All of a sudden, a team that started last season with just nine scholarship players -- a figure that was reduced to eight when Maurice Maxwell was dismissed from the team just 10 games in -- is one of the league's deepest and most talented units.


"Each of the newcomers brings a dimension that will really enhance our team and make our team much better," Ford said.


The Minutemen got a head start on most of their Division I competition with a trip to the Bahamas in late August, which allowed Ford to start practice 10 days prior to departure under NCAA rules. Aside from bonding as teammates off the court, UMass looked razor sharp on the hardwood while averaging over 126 points in five victories over international competition.


Another thing Ford has brought to Amherst is a beefed-up schedule -- including dates with Pittsburgh, Boston College, Kentucky, Louisville and Miami -- that will ensure the Minutemen will be battle-hardened for Atlantic 10 competition.

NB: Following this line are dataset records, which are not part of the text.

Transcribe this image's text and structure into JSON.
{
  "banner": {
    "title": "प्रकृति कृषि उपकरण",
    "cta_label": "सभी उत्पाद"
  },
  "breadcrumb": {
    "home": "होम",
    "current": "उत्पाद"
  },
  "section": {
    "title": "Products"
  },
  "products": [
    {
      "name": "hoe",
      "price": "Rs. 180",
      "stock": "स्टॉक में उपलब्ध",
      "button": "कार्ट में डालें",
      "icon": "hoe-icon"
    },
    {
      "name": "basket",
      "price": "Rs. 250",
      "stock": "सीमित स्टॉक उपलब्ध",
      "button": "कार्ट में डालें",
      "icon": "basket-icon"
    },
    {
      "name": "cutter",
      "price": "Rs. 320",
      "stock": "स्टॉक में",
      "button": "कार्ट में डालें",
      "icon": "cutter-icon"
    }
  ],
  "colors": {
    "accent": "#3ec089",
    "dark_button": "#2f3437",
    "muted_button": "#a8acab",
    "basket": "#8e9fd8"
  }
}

With the influx of talent comes heightened expectations. Most of the preseason preview rags have the Minutemen slated to return to the NCAAs for the first time since 1998. But Ford has tempered his team's prospects at every turn, encouraging his charges -- and program's revitalized fan base -- to value the journey as much as that potential Selection Sunday reward.


"I am not big on expectations. You want to have fun with the season. For our fans, I don't want them to expect that we have to go to the NCAA Tournament. Yes, we want to go to the NCAA Tournament. Yes, we have a team that I think is capable of going to the NCAA Tournament. But it's like going to a party that you are so excited to go to: It becomes anti-climatic," Ford said. "If you start labeling what you need to do to have a successful season, then people start saying, `You should have done that, so it's no big deal.'


"I tell everyone to enjoy the ride. This is a good basketball team and we want to the fans to enjoy every single game, enjoy watching this team play, and enjoy watching these seniors go out for the last time."